A cappella: Is it the new cool club? Coming to college as a freshman, I thought it was. I imagined a cappella groups sitting at the circular tables in dining halls, laughing together and just being beautiful and popular. Life for them, I assumed, was exactly like Pitch Perfect, down to every detail: rebellious sing-offs, pretty clothes, even the sexual tension. It all seemed so perfectly orchestrated and cool.
I wanted in.
I have always been a performer—if the shower counts as a performance space. Despite my lack of experience, my friends in high school had convinced me that with my voice, I would be a shoe-in. Coming to Boston College, I had high expectations of the music scene. It didn’t disappoint. During the involvement fair I zeroed in on the singing groups with the most enthusiastic people, the flashiest signs and the cutest guys.
I spent my very first week at college chasing that dream, running back and forth between practice rooms and auditions to perfect a verse and chorus of my favorite songs. From songs like “Love on Top” (to show off my high range) to “Heard It Through the Grapevine” (just because I loved to sing it), I was determined to impress the pants off the a cappella recruiters. I went through an entire bag of throat lozenges in four days in my frenzy to make my college experience just like Anna Kendrick’s. And I knew I could—if I just found a singing group that wanted me. With four auditions under my belt, my shoddy statistical analysis told me that at least one group would ask me to join.
For a while, it seemed like all of my work was going to pay off. I got a callback for one of the best groups on campus, the Bostonians, and sweated excessively through their 4-hour final audition. In a huge circle of current members and young hopefuls like me, we sang our lungs out. We sang with our voice parts. We sang in small quartets. We sang solos. By the end, my voice felt like it had run a marathon.
After the whole ordeal I drudged back to my room and, exhausted, collapsed onto my beloved bed. But I was too excited to sleep. I knew from the stories of Bostonians alumni that after final auditions, the group broke into the freshmen dorms, kidnapped the new members from their beds and dragged them to some mysterious location to sing. In the middle of the night. I imagined candles, chanting, ritual sacrifices—all the usual elements of witchcraft and collegiate a cappella. Covers pulled up to my chin, I waited for hours for the group to come whisk me away to their late-night singing initiation.
Of course, no one came.
I woke up the next morning to the first light of dawn with my eyes crusted together from exhaustion, and instantly knew my dreams of popularity and notoriety had been crushed. I’d never be that cool, hip a cappella girl with the troubling a cappella-cest romance. It was a tough realization for an idealist who had already planned her entire college career around getting into one of those groups. I called my mom many, many times to cry in her ear. With the amount of tears I shed, you’d think I’d just found out I was allergic to chocolate or cheese. That, obviously, would have been a tragedy of epic proportions.

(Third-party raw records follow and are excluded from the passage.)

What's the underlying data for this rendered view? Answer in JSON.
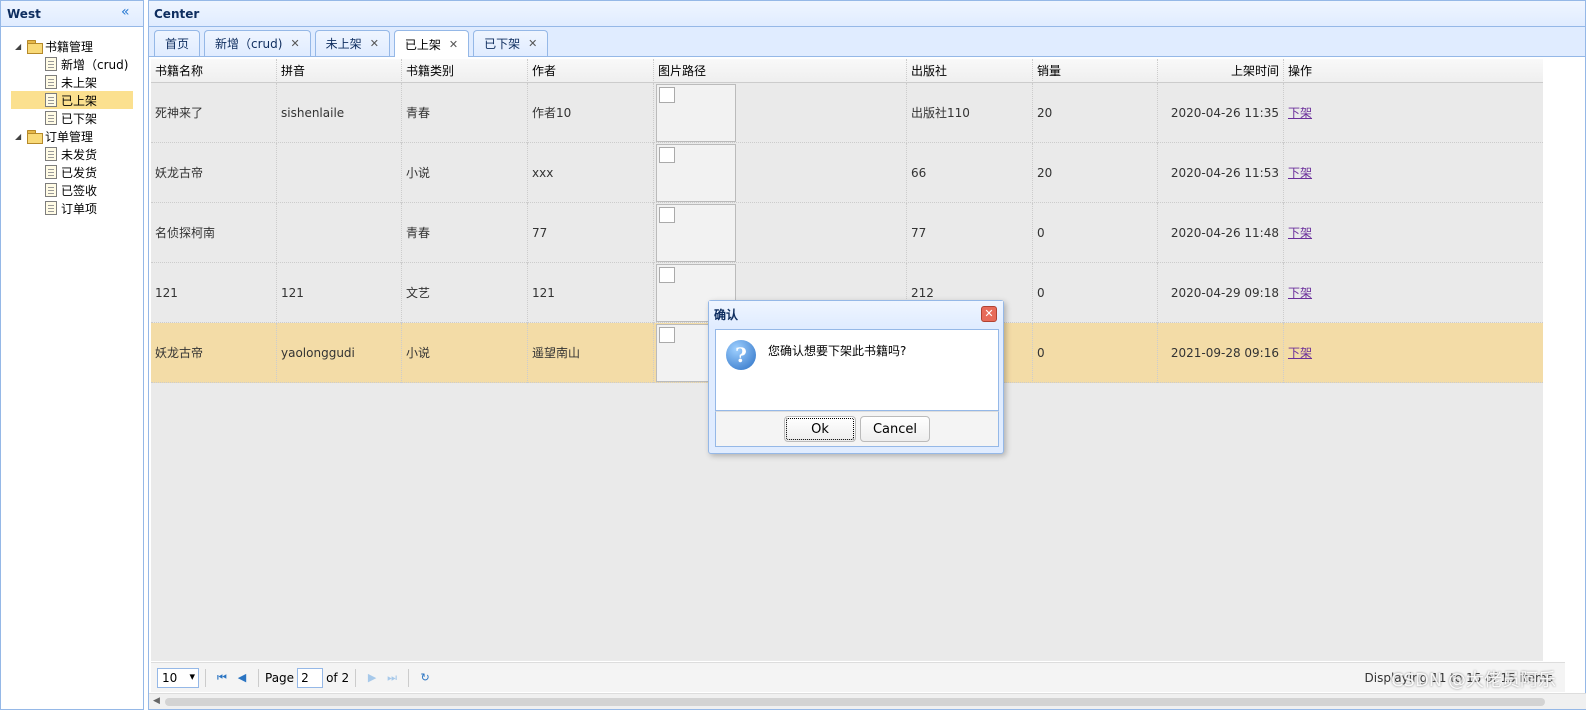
{
  "west": {
    "title": "West",
    "tree": [
      {
        "label": "书籍管理",
        "children": [
          "新增（crud)",
          "未上架",
          "已上架",
          "已下架"
        ]
      },
      {
        "label": "订单管理",
        "children": [
          "未发货",
          "已发货",
          "已签收",
          "订单项"
        ]
      }
    ],
    "selected": "已上架"
  },
  "center": {
    "title": "Center",
    "tabs": [
      {
        "label": "首页",
        "closable": false
      },
      {
        "label": "新增（crud)",
        "closable": true
      },
      {
        "label": "未上架",
        "closable": true
      },
      {
        "label": "已上架",
        "closable": true,
        "active": true
      },
      {
        "label": "已下架",
        "closable": true
      }
    ]
  },
  "grid": {
    "columns": [
      "书籍名称",
      "拼音",
      "书籍类别",
      "作者",
      "图片路径",
      "出版社",
      "销量",
      "上架时间",
      "操作"
    ],
    "rows": [
      {
        "name": "死神来了",
        "pinyin": "sishenlaile",
        "category": "青春",
        "author": "作者10",
        "publisher": "出版社110",
        "sales": "20",
        "time": "2020-04-26 11:35",
        "action": "下架"
      },
      {
        "name": "妖龙古帝",
        "pinyin": "",
        "category": "小说",
        "author": "xxx",
        "publisher": "66",
        "sales": "20",
        "time": "2020-04-26 11:53",
        "action": "下架"
      },
      {
        "name": "名侦探柯南",
        "pinyin": "",
        "category": "青春",
        "author": "77",
        "publisher": "77",
        "sales": "0",
        "time": "2020-04-26 11:48",
        "action": "下架"
      },
      {
        "name": "121",
        "pinyin": "121",
        "category": "文艺",
        "author": "121",
        "publisher": "212",
        "sales": "0",
        "time": "2020-04-29 09:18",
        "action": "下架"
      },
      {
        "name": "妖龙古帝",
        "pinyin": "yaolonggudi",
        "category": "小说",
        "author": "遥望南山",
        "publisher": "",
        "sales": "0",
        "time": "2021-09-28 09:16",
        "action": "下架",
        "selected": true
      }
    ]
  },
  "pager": {
    "page_size": "10",
    "page_label": "Page",
    "page_value": "2",
    "of_label": "of 2",
    "info": "Displaying 11 to 15 of 15 items"
  },
  "dialog": {
    "title": "确认",
    "message": "您确认想要下架此书籍吗?",
    "ok": "Ok",
    "cancel": "Cancel",
    "icon": "question-icon"
  },
  "watermark": "CSDN @大佬员阿乐"
}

I decided they must have had too many brunettes in the group already; they were looking for more diversity. Or maybe I was too tall. I was no giant, but it did seem like the other girls were short. Really short. The kind of short where people always want to pinch your cheeks, pick you up and/or card you until you’re 35. Or maybe—probably—I just wasn’t good enough.
Because I had done everything but tattoo the a cappella group’s logo onto my bicep, I desperately, and thankfully, had to reevaluate my priorities. Rather than wallow in my misery, I joined different clubs, including Boston College’s 160-member chorus, the literary journal Stylus and the student magazine, The Gavel. I knew these weren’t necessarily the kind of clubs that would catapult me to instant campus-wide fame, but they were valuable opportunities for me to meet new people and hone in on other skills, like editing and competitive eating.

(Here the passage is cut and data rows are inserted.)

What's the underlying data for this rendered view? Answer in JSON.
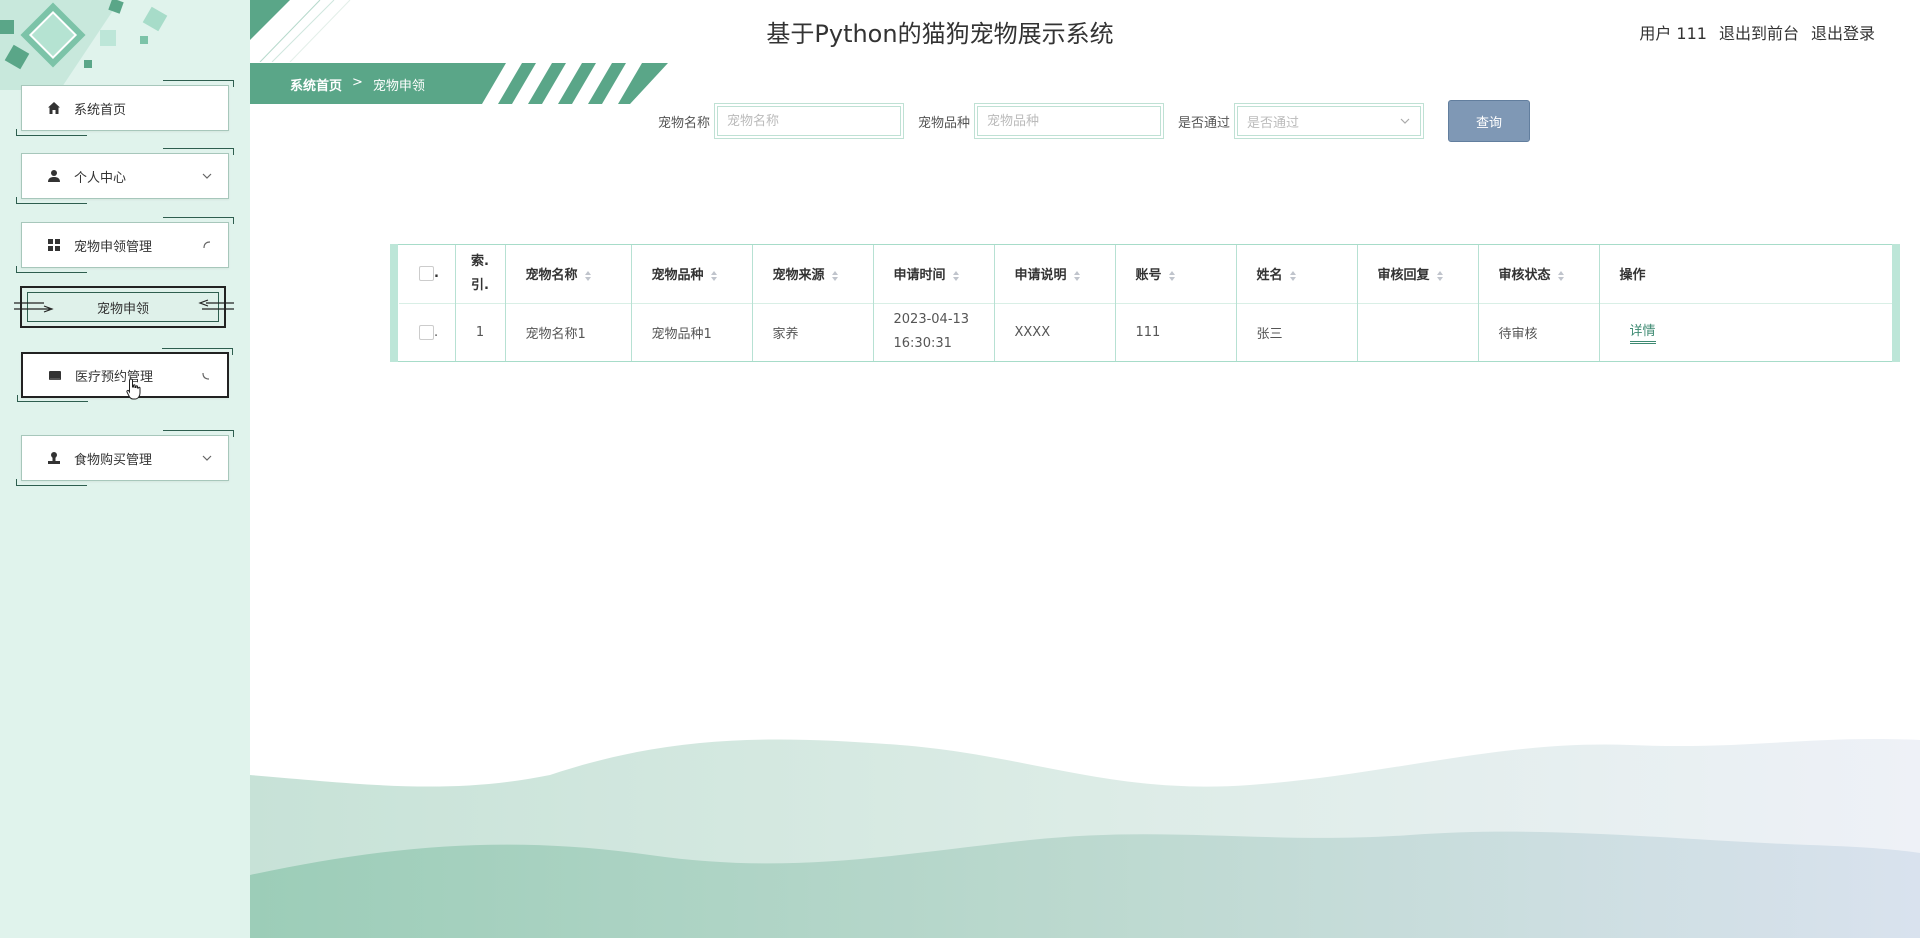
{
  "app": {
    "title": "基于Python的猫狗宠物展示系统"
  },
  "user": {
    "label": "用户 111",
    "to_front": "退出到前台",
    "logout": "退出登录"
  },
  "breadcrumb": {
    "home": "系统首页",
    "separator": ">",
    "current": "宠物申领"
  },
  "sidebar": {
    "items": [
      {
        "label": "系统首页",
        "icon": "home-icon"
      },
      {
        "label": "个人中心",
        "icon": "person-icon"
      },
      {
        "label": "宠物申领管理",
        "icon": "grid-icon"
      },
      {
        "label": "宠物申领",
        "icon": ""
      },
      {
        "label": "医疗预约管理",
        "icon": "calendar-icon"
      },
      {
        "label": "食物购买管理",
        "icon": "stamp-icon"
      }
    ]
  },
  "search": {
    "pet_name_label": "宠物名称",
    "pet_name_placeholder": "宠物名称",
    "pet_breed_label": "宠物品种",
    "pet_breed_placeholder": "宠物品种",
    "approved_label": "是否通过",
    "approved_placeholder": "是否通过",
    "button": "查询"
  },
  "table": {
    "columns": [
      "索.\n引.",
      "宠物名称",
      "宠物品种",
      "宠物来源",
      "申请时间",
      "申请说明",
      "账号",
      "姓名",
      "审核回复",
      "审核状态",
      "操作"
    ],
    "rows": [
      {
        "index": "1",
        "pet_name": "宠物名称1",
        "pet_breed": "宠物品种1",
        "pet_source": "家养",
        "apply_time": "2023-04-13\n16:30:31",
        "apply_desc": "XXXX",
        "account": "111",
        "name": "张三",
        "reply": "",
        "status": "待审核",
        "action": "详情"
      }
    ]
  },
  "colors": {
    "sidebar_bg": "#e0f3ec",
    "accent_green": "#5aa688",
    "search_button": "#7f98b5",
    "link": "#3e8a72"
  }
}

It took a while, but I really began to feel at home where I ended up. I never re-auditioned to the Bostonians the next fall. Of course, I still rock out to that final scene of Pitch Perfect, and yes, I still have the very strong urge to snap my fingers along to a song and beat-box the drum track. Nothing will stop me from trying to convince my friends to sing a part of the terrible arrangements I make of popular music. Apparently, nothing will stop them from saying no.
But thankfully, that initial rejection doesn’t mean as much to me anymore. I may never be the cool a cappella girl with tons of piercings and a great taste in vinyl tracks, but I am a great dancer (self-proclaimed) who can make a killer ice cream sundae and still hit the final note in “I Will Always Love You.” That’s enough for now.